Top European air safety regulator warns over budget squeeze

By Thomson Reuters Mar 28, 2024 | 5:37 AM

By Joanna Plucinska and Tim Hepher

COLOGNE (Reuters) – The outgoing head of Europe’s aviation regulator has issued a warning over resources and called for a bigger role as it grapples with “systemic risks” in the aviation ecosystem.

The call comes as the 31-nation European Union Aviation Safety Agency (EASA) looks to address recent safety concerns with far fewer staff and resources than its U.S. counterpart, the Federal Aviation Administration.

“We are struggling,” EASA Acting Executive Director Luc Tytgat told Reuters in a recent interview, weeks before his retirement.

Europe’s main regulator has a staff of some 800 and a budget of 248 million euros ($269 million) for 2024. In contrast, the U.S. Federal Aviation Administration employs over 40,000 and has a budget of nearly $20 billion. Its size partly reflects its responsibility for the world’s busiest air traffic system.

The two regulators have been shaping rules for new forms of aviation while addressing threats such as cyberattacks and increasing scrutiny of existing projects.

“In seven years we haven’t stopped re-inventing the wheel,” Tytgat said. “And we have been able to grow in terms of tasks, but with the same level of resources,” he said at the regulator’s headquarters in Cologne overlooking the Rhine.

The air safety veteran was appointed the agency’s acting head last year, succeeding Patrick Ky, who was credited with boosting its influence during crises over Boeing crashes in 2018 and 2019.


Next month, Tytgat will hand over European oversight to Florian Guillermet, head of France’s air traffic control agency.

Two months later, Europe faces a budget and political crossroads, when European Union citizens elect a new EU parliament.

“I need to hope that they will increase the budget,” Tytgat said, without referring to a specific timeline.
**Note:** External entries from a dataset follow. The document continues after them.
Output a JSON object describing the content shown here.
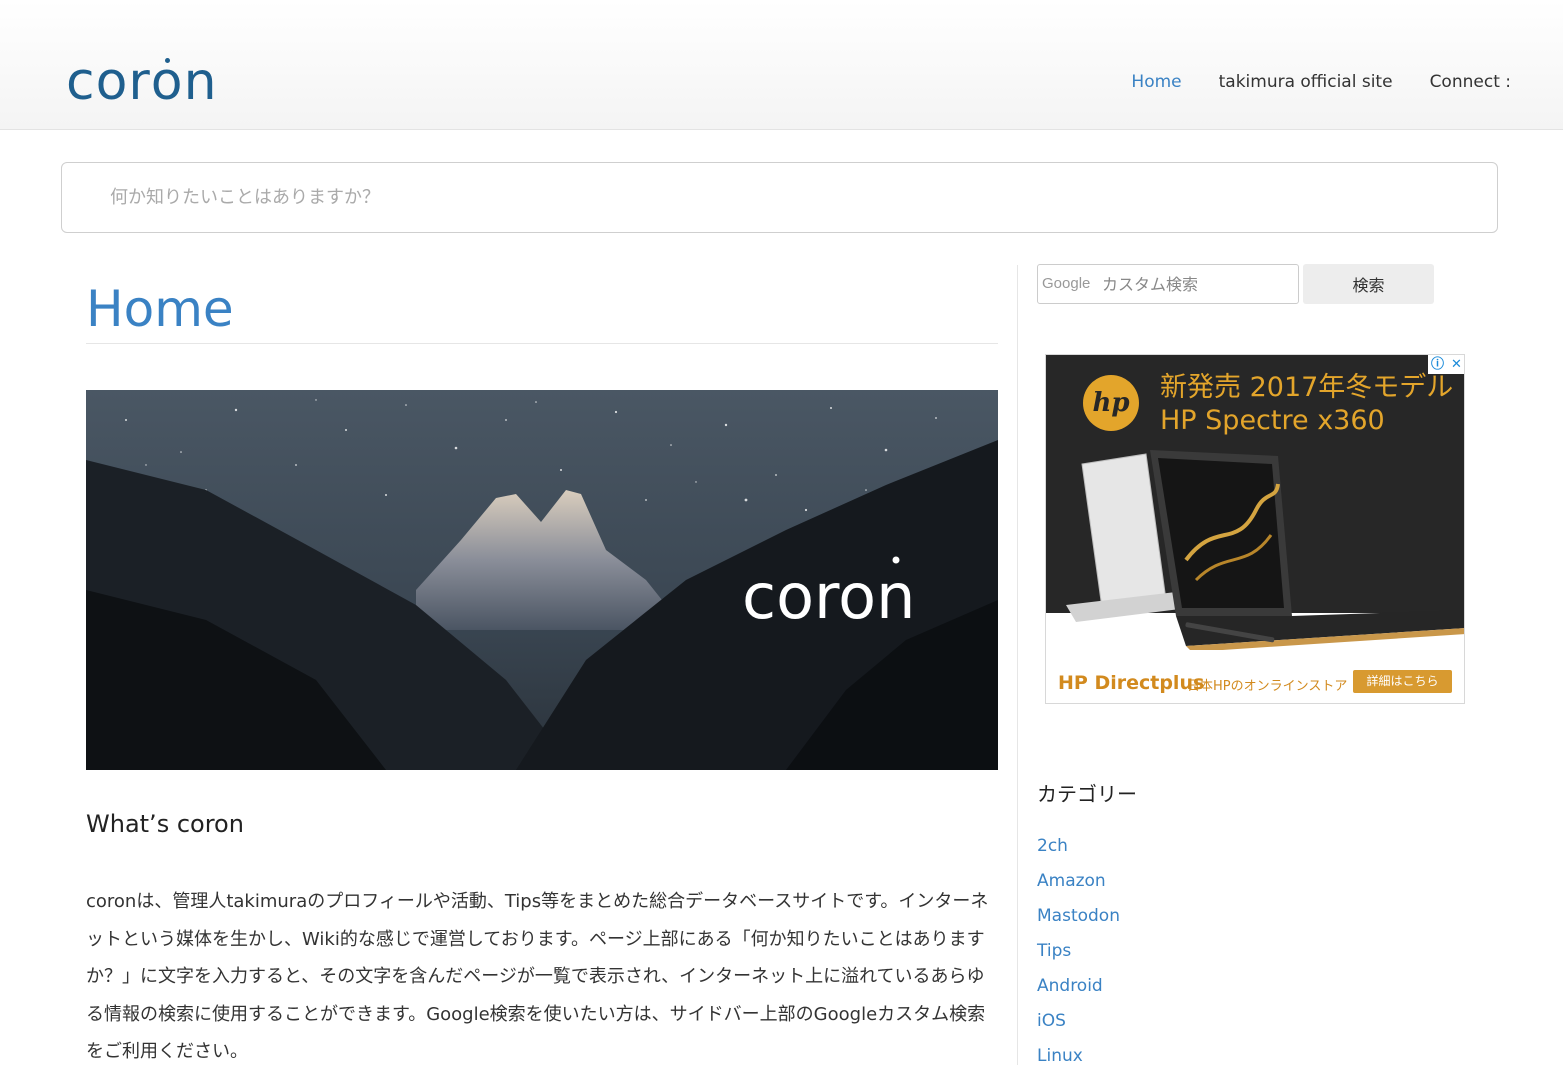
{
  "header": {
    "logo": "coron",
    "nav": [
      {
        "label": "Home",
        "active": true
      },
      {
        "label": "takimura official site",
        "active": false
      },
      {
        "label": "Connect :",
        "active": false
      }
    ]
  },
  "search": {
    "placeholder": "何か知りたいことはありますか？"
  },
  "main": {
    "title": "Home",
    "hero_text": "coron",
    "section_heading": "What’s coron",
    "body": "coronは、管理人takimuraのプロフィールや活動、Tips等をまとめた総合データベースサイトです。インターネットという媒体を生かし、Wiki的な感じで運営しております。ページ上部にある「何か知りたいことはありますか？」に文字を入力すると、その文字を含んだページが一覧で表示され、インターネット上に溢れているあらゆる情報の検索に使用することができます。Google検索を使いたい方は、サイドバー上部のGoogleカスタム検索をご利用ください。"
  },
  "sidebar": {
    "google_logo": "Google",
    "google_placeholder": "カスタム検索",
    "search_button": "検索",
    "ad": {
      "logo": "hp",
      "headline_1": "新発売 2017年冬モデル",
      "headline_2": "HP Spectre x360",
      "brand": "HP Directplus",
      "store": "日本HPのオンラインストア",
      "cta": "詳細はこちら",
      "info_icon": "ⓘ",
      "close_icon": "✕"
    },
    "categories_title": "カテゴリー",
    "categories": [
      "2ch",
      "Amazon",
      "Mastodon",
      "Tips",
      "Android",
      "iOS",
      "Linux"
    ]
  },
  "colors": {
    "accent": "#3a82c4",
    "logo": "#1f5f8e",
    "ad_gold": "#e3a52b"
  }
}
EASA’s current budget period runs until 2026.

Around a fifth of the agency’s budget is assigned by the EU’s parliament, with another fifth tied to specific projects, with the lion’s share, or 59%, covered by fees charged for certification work. But even as those revenues increase, EU rules make it hard for the agency to expand unless its role expands too.

As aviation technology becomes more sophisticatedit is critical to watch the entire ecosystem, from runways to the skies, Tytgat said.

“This systemic approach is absolutely important today.”

To help join the dots and prevent accidents, EASA wants to have a greater role in collecting and analysing safety data generated by modern jets.

“The idea would be to connect and have the (latest) picture of what happened during the last flight accumulated here, for each flight in Europe, coming from the engine, coming from the aircraft, coming from the air traffic manager,” Tytgat said.


The agency’s call for more resources does not appear to be winning immediate favour from airlines or the EU’s executive.

“I’ve never yet met a bureaucrat who didn’t want more money and a bigger budget. And you know, EASA wastes quite a lot of money,” Ryanair CEO Michael O’Leary told Reuters.

EasyJet Chief Executive Johan Lundgren said Europe had an “astonishing” safety record. “I don’t think necessarily that there needs to be more oversight from the regulator.”

A spokesperson for the European Commission said it “does not envisage at this stage to modify the remit of EASA”. It was last extended in 2018 to cover areas such as cybersecurity, aviation research and the environmental impact of aviation.

EASA already has an embryonic Data4Safety programme expected to go live later this year.